El pequeño rancho algodonero con carros tirados por mulas y caminos de tierra, que después se convertiría en la comunidad de paso con un ferrocarril, con cantinas y hombres a caballo, cual viejo oeste, creció hasta consolidar su primer ayuntamiento, su primera iglesia, su primer casino y toda una economía bajo la producción agrícola del algodón entre otros. 

Torreón comenzó a formar su identidad y esencia desde los años de 1850 hasta más allá de 1910 y eso se aprecia en las calles, los edificios y los monumentos, entre otros, porque estos eran los principales intereses de la ciudad al formarse: el embellecimiento de las calles, la arquitectura clásica y art-decó, la presencia de las artes y las religiones pioneras en la construcción de templos y formación de academias. 

¿Sabías que en Torreón se creó el himno algodonero? Fue durante la primera Feria del Algodón en 1925, quedando como ganadora la composición de Jesús Mena Vásquez (música) y Leonor Flores (letra), interpretado por un grupo de hombres y mujeres que lo debutaron en el antiguo Teatro Princesa.

Si te fijas, todo esto engloba ese orgullo lagunero y torreonense que se fue heredando hasta nuestros días, pero, hay que decirlo, no todo ha sido color de rosa.
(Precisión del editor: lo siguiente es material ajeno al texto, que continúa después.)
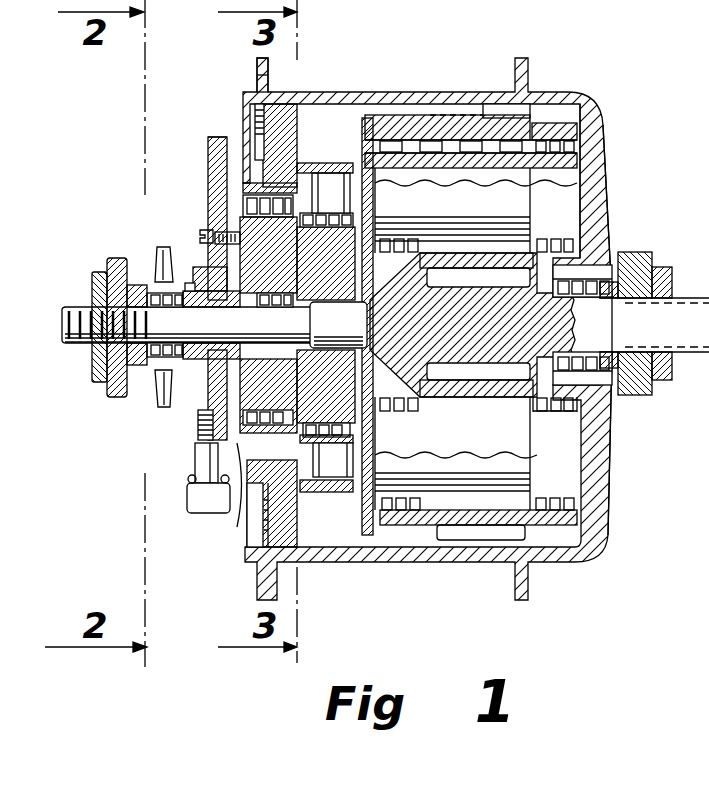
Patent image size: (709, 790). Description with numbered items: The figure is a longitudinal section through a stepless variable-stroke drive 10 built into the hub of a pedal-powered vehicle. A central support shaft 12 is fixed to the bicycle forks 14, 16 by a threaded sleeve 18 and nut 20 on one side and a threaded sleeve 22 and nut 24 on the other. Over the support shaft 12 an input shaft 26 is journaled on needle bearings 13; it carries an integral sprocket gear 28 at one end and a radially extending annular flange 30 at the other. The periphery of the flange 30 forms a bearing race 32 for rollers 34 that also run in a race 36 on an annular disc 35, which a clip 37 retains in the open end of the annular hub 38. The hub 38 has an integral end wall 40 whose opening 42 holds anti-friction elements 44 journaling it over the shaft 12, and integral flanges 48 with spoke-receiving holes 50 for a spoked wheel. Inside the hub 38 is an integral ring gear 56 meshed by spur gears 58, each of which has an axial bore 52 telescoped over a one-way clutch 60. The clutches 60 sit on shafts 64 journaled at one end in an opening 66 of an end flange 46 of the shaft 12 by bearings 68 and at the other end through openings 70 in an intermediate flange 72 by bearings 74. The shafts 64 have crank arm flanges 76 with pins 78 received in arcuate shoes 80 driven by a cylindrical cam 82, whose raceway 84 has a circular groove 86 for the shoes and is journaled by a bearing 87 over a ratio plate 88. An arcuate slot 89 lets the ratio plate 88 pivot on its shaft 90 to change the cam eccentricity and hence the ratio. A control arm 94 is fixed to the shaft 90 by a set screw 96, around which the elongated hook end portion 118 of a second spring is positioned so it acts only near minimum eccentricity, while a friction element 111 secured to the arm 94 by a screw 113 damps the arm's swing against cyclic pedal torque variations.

The drive 10 is at (448, 77).
The central support shaft 12 is at (82, 345).
The needle bearings 13 is at (275, 312).
The fork 14 is at (114, 398).
The fork 16 is at (647, 393).
The threaded sleeve 18 is at (158, 398).
The nut 20 is at (100, 275).
The threaded sleeve 22 is at (622, 265).
The nut 24 is at (672, 276).
The shaft 26 is at (190, 282).
The sprocket gear 28 is at (162, 256).
The annular flange 30 is at (280, 279).
The bearing race 32 is at (237, 527).
The anti-friction elements 34 is at (288, 212).
The annular disc 35 is at (297, 119).
The bearing race 36 is at (215, 200).
The clip 37 is at (256, 116).
The annular hub 38 is at (300, 92).
The end wall 40 is at (610, 203).
The opening 42 is at (604, 378).
The anti-friction elements 44 is at (591, 289).
The end flange 46 is at (537, 373).
The flanges 48 is at (257, 70).
The spoke-receiving holes 50 is at (257, 85).
The axial bore 52 is at (520, 175).
The ring gear 56 is at (540, 107).
The spur gears 58 is at (487, 281).
The one-way clutch 60 is at (473, 170).
The shafts 64 is at (580, 200).
The opening 66 is at (558, 413).
The bearings 68 is at (540, 413).
The openings 70 is at (456, 453).
The intermediate flange 72 is at (427, 285).
The bearings 74 is at (397, 140).
The crank arm flanges 76 is at (352, 125).
The pins 78 is at (343, 173).
The arcuate shoes 80 is at (324, 170).
The cylindrical cam 82 is at (355, 494).
The raceway 84 is at (311, 511).
The circular groove 86 is at (320, 487).
The bearing 87 is at (320, 380).
The ratio plate 88 is at (340, 277).
The arcuate slot 89 is at (322, 300).
The shaft 90 is at (187, 405).
The control arm 94 is at (218, 137).
The set screw 96 is at (197, 460).
The friction element 111 is at (238, 233).
The screw 113 is at (200, 233).
The hook end portion 118 is at (188, 480).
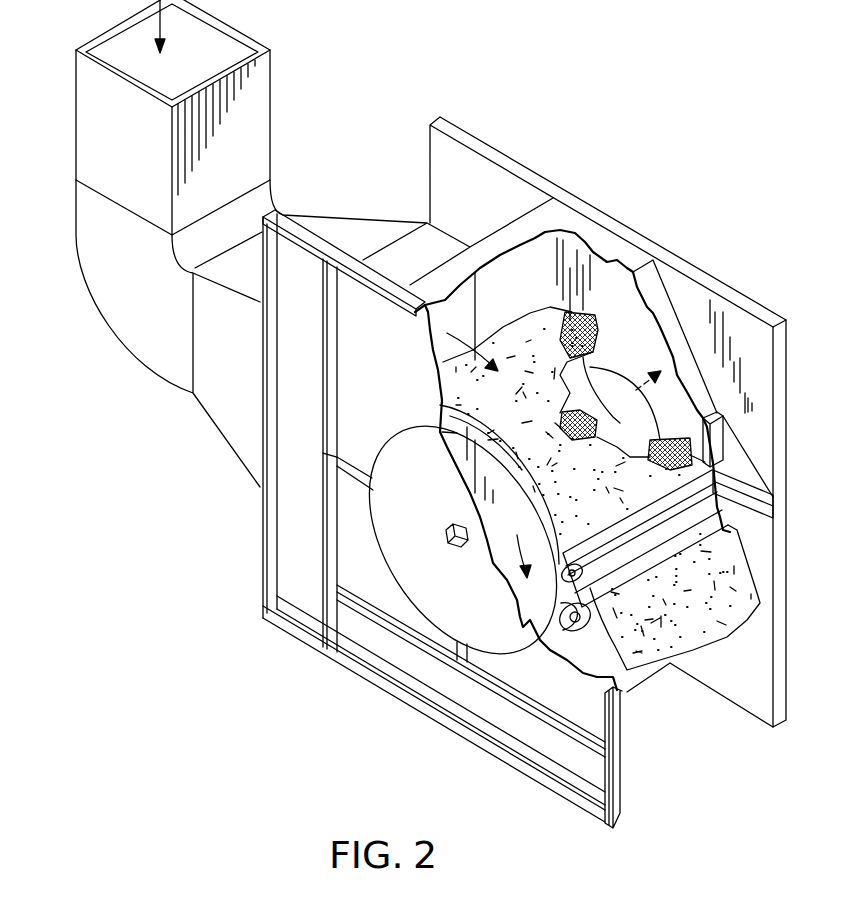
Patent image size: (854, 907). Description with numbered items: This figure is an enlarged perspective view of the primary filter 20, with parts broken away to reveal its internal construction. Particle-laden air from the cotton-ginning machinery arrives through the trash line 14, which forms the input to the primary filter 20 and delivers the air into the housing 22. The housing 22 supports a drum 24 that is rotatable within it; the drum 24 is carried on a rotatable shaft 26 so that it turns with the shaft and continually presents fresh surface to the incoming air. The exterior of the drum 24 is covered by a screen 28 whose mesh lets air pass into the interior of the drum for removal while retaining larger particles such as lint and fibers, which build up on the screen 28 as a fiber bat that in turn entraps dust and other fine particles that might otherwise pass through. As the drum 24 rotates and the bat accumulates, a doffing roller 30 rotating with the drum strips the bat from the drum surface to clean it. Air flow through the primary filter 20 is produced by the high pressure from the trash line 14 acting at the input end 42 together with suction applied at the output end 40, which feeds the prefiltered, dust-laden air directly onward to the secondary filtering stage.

The trash line 14 is at (263, 93).
The primary filter 20 is at (552, 162).
The housing 22 is at (617, 247).
The drum 24 is at (448, 430).
The shaft 26 is at (452, 550).
The screen 28 is at (597, 353).
The doffing roller 30 is at (727, 478).
The output end 40 is at (603, 430).
The input end 42 is at (465, 292).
Hay una situación que tiene Torreón con su gente y alrededores, y fue una conclusión entre Castañeda y yo: un problema de integración.

Entre “echarnos tierra” con los municipios vecinos (somos muy carrillentos), alejarnos del centro de la ciudad para vivir en el oriente y destruir patrimonio cultural urbano, la identidad de Torreón se ha ido disipando conforme pasan los años y los intereses de la ciudad en cada uno de sus contextos históricos.

El orgullo lagunero sigue, pero ¿de qué? Orgullo de un centro histórico siempre al borde del abandono, calles con los nombres de fundadores y personajes que ya casi nadie conoce, edificios históricos derrumbados para hacer departamentos en una zona que ya muchos no visitan y un oriente creciendo alejado de todo lo que alguna vez fue “identitario” de Torreón. Entonces, ¿qué Torreón estamos celebrando hoy?

En mi opinión, no dudo del potencial que posee Torreón, pero ¿qué vínculo e identidad estamos formando con el desarrollo actual?, ¿o acaso no hay alguno? Bueno, hoy brindo por Torreón, por lo que fue, por lo que pudo ser y por lo que aún puede ser con todo y sus dificultades actuales, porque, también, vaya que hemos soportado mucho.

Hay un largo camino por recorrer para corregir ese problema de integración e identidad, pero, mientras tanto, como dice la canción de Calle 13, “¡a brindar por el aguante!”.